Newton’s first law of motion introduced us to the concept of inertia. The inertia of a body is its inability to change its state of rest or linear, uniform motion on its own.

Now the question is whether we have a similar concept when it comes to rotating bodies, and the answer is yes, we do have rotational inertia. Let us first *define the moment of inertia*.

It is a property of a body that opposes the torque that tends to change its state of rest or uniform rotation about an axis of rotation. It depends on the distribution of mass in space.

If we know the formula for the moment of inertia of a rotating body, we can find the unit of moment of inertia. The formula for the moment of inertia of a system about its rotational axis is,

$$I=\sum_{i=1}^{n}mr^2$$

Let us now look at the unit of moment of inertia in various systems of units

It is important to note that we commonly encounter two types of moment of inertia.

## Unit of Moment of Inertia

*The following are the different types of the moment of inertia units and their formulas:*

- Area moment of inertia: $mm^4$ or $in^4$

The moment of inertia unit is expressed in millimeters $(mm)$ in this case of the area moment of inertia. - Mass moment of inertia:
**kg.m**^{2}or ft.lb.s^{2}

The moment of inertia we work within mechanics is the mass moment of inertia.

### Unit of moment of inertia in MKS system

Unit of the moment of inertia in MKS system is **kg.m ^{2}**

### What is the SI Unit of Moment of Inertia?

The moment of inertia unit is a derived unit of measurement. In the International System (SI), mass $m$ is measured in kilograms, and distance $r$ is measured in meters, with $I$ (moment of inertia) having the dimension kilogram-meter square.
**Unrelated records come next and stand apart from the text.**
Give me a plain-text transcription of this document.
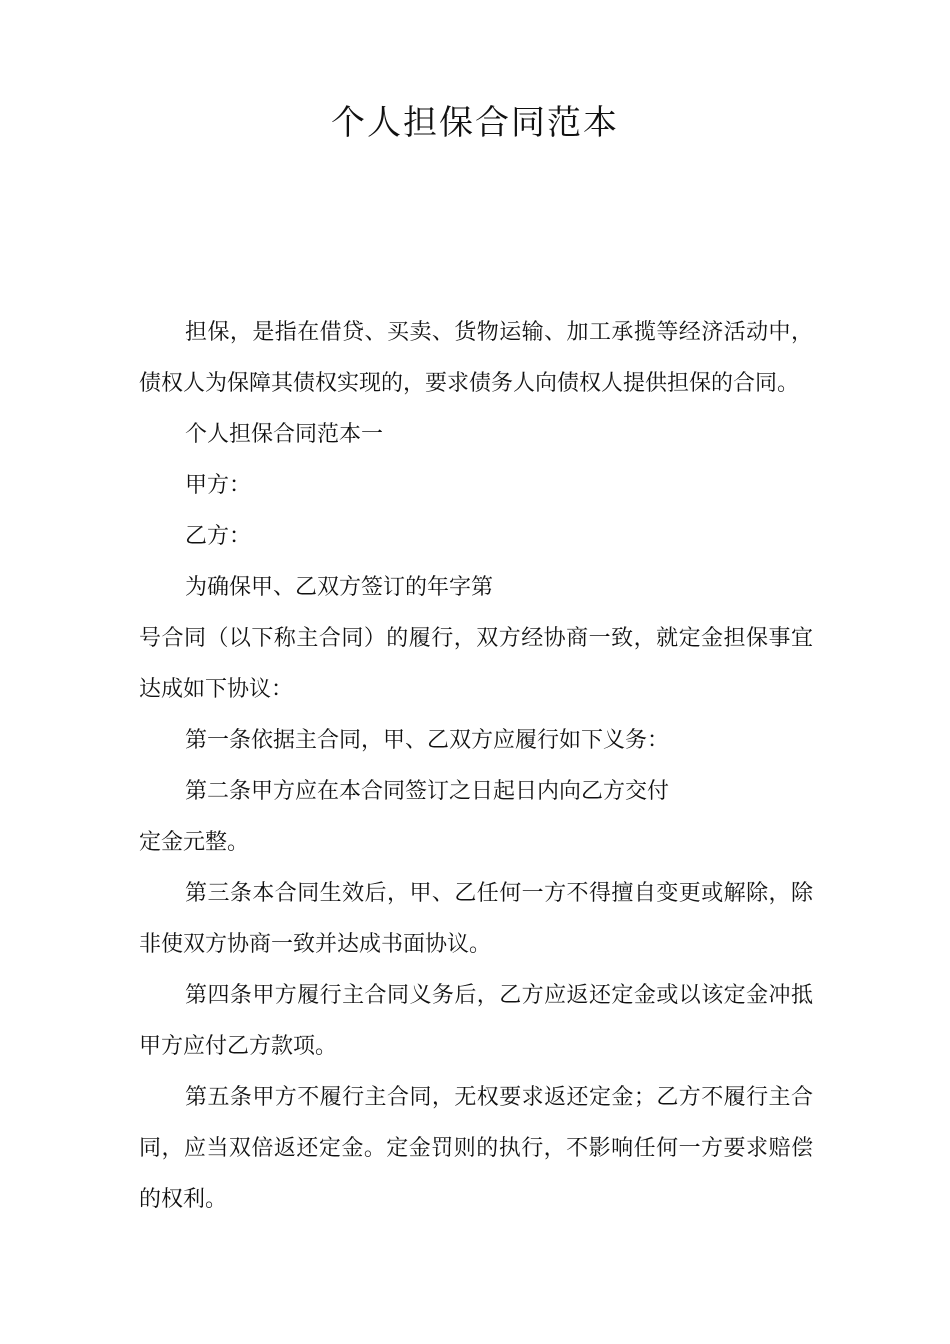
个人担保合同范本
担保，是指在借贷、买卖、货物运输、加工承揽等经济活动中，
债权人为保障其债权实现的，要求债务人向债权人提供担保的合同。
个人担保合同范本一
甲方：
乙方：
为确保甲、乙双方签订的年字第
号合同（以下称主合同）的履行，双方经协商一致，就定金担保事宜
达成如下协议：
第一条依据主合同，甲、乙双方应履行如下义务：
第二条甲方应在本合同签订之日起日内向乙方交付
定金元整。
第三条本合同生效后，甲、乙任何一方不得擅自变更或解除，除
非使双方协商一致并达成书面协议。
第四条甲方履行主合同义务后，乙方应返还定金或以该定金冲抵
甲方应付乙方款项。
第五条甲方不履行主合同，无权要求返还定金；乙方不履行主合
同，应当双倍返还定金。定金罚则的执行，不影响任何一方要求赔偿
的权利。
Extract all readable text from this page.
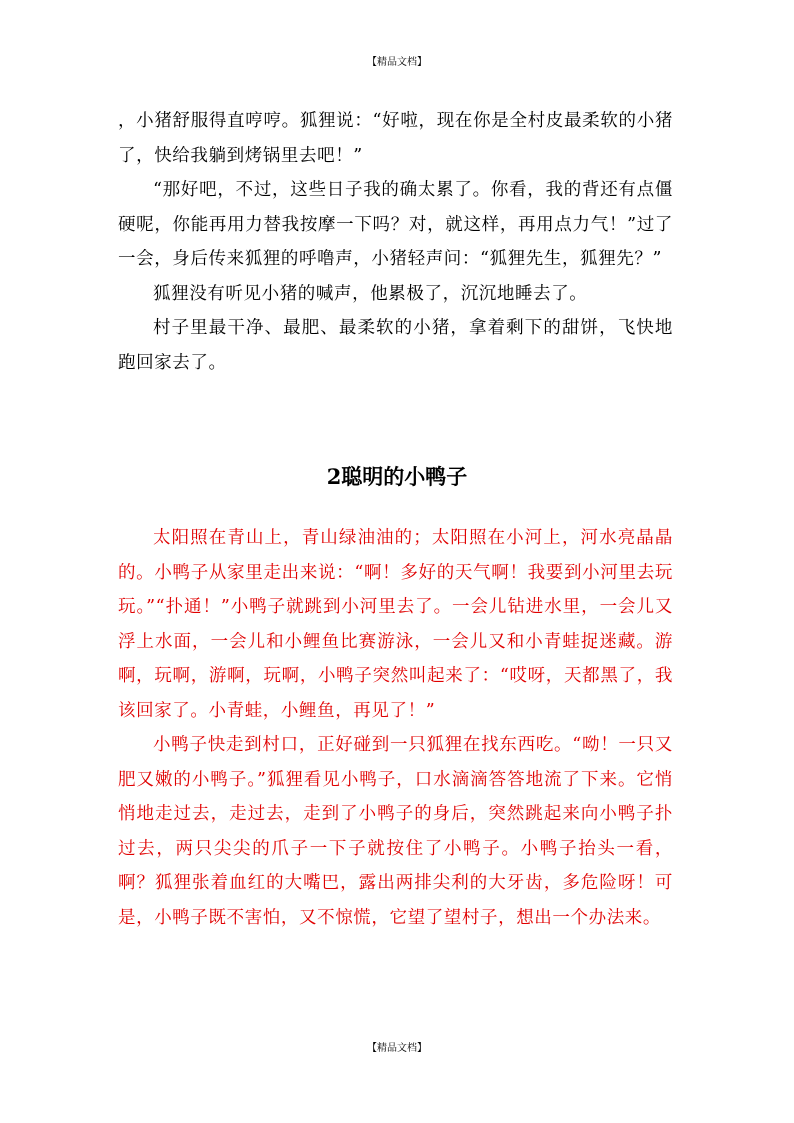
【精品文档】

，小猪舒服得直哼哼。狐狸说：“好啦，现在你是全村皮最柔软的小猪了，快给我躺到烤锅里去吧！”

“那好吧，不过，这些日子我的确太累了。你看，我的背还有点僵硬呢，你能再用力替我按摩一下吗？对，就这样，再用点力气！”过了一会，身后传来狐狸的呼噜声，小猪轻声问：“狐狸先生，狐狸先？”

狐狸没有听见小猪的喊声，他累极了，沉沉地睡去了。

村子里最干净、最肥、最柔软的小猪，拿着剩下的甜饼，飞快地跑回家去了。

2聪明的小鸭子

太阳照在青山上，青山绿油油的；太阳照在小河上，河水亮晶晶的。小鸭子从家里走出来说：“啊！多好的天气啊！我要到小河里去玩玩。”“扑通！”小鸭子就跳到小河里去了。一会儿钻进水里，一会儿又浮上水面，一会儿和小鲤鱼比赛游泳，一会儿又和小青蛙捉迷藏。游啊，玩啊，游啊，玩啊，小鸭子突然叫起来了：“哎呀，天都黑了，我该回家了。小青蛙，小鲤鱼，再见了！”

小鸭子快走到村口，正好碰到一只狐狸在找东西吃。“呦！一只又肥又嫩的小鸭子。”狐狸看见小鸭子，口水滴滴答答地流了下来。它悄悄地走过去，走过去，走到了小鸭子的身后，突然跳起来向小鸭子扑过去，两只尖尖的爪子一下子就按住了小鸭子。小鸭子抬头一看，啊？狐狸张着血红的大嘴巴，露出两排尖利的大牙齿，多危险呀！可是，小鸭子既不害怕，又不惊慌，它望了望村子，想出一个办法来。

【精品文档】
So, the unit of moment of inertia in SI system is **kg.m ^{2}**. It is the same as the MKS system of units.

### Unit of moment of inertia in CGS system

In the CGS system, the unit is **g.cm**^{2}

This is because in the CGS unit system, the unit of mass is gram and for measuring length centimeter is used as a unit.

### Conversion Between Units

*Following is the table with the moment of inertia unit conversion:*

Unit | kg. m^{2} | g.cm^{2} | lb_{m}ft^{2} | lb_{m}in^{2} |

kg. m^{2} | 1 | 1×10^{7} | 2.37×10 | 3.42×10^{3} |

g.cm^{2} | 1×10^{-7} | 1 | 2.37×10^{-6} | 3.42×10^{-4} |

lb_{m}ft^{2} | 4.21×10^{-2} | 4.21×10^{5} | 1 | 1.44×10^{2} |

lb_{m}in^{2} | 2.93×10^{-4} | 2.93×10^{3} | 6.94×10^{-3} | 1 |

### Frequently asked questions

**Is moment of inertia is scalar or vector?**The moment of inertia is a scalar quantity. The terms in its formula are mass and distance squared. We know that mass is scalar, as is distance, and even the square of distance itself has no direction. The product of both these scalar quantities, i.e., mass time distance squared, gives a scalar quantity.

**What is the Moment of inertia of a rod of mass M and length L?**There are two general scenarios for a rod’s moment of inertia.

The axis of rotation passes through the center of the mass.

$$I = \frac{1}{12} ML^2$$

The axis is through the end of the rod

$$I_{end} = \frac{1}{3}ML^2$$

**What is the dimension of the moment of inertia?**$[M^1 L^2 T^0]$ is the dimension of the moment of inertia

**What is the unit of moment of inertia of an area?**$m^4$, $mm^4$ or $cm^4$ are the units of the moment of inertia of an area.

**What are the factors on which moment of inertia depends?**The moment of inertia depends on the following factors,

1. The density of the material

2. Shape and size of the body

3. Axis of rotation

4. distribution of mass (mass distribution) relative to the axis

**What exactly is the difference between the moment of inertia and area moment of inertia?**The moment of inertia, like inertia, is a resistance to rotation about an axis whereas

the area moment of inertia is a measure of a shape’s resistance to bending about a specific axis.

**Is the moment of inertia affected by angular momentum?**Yes, angular momentum $(L)$ is proportional to angular velocity $(\omega)$

In rotational mechanics, angular acceleration is proportional to a body’s moment of inertia. The moment of inertia can be thought of as the ability to withstand torque. A solid object’s angular momentum is simply $\omega$, where $\omega$ is the angular velocity in radians per second.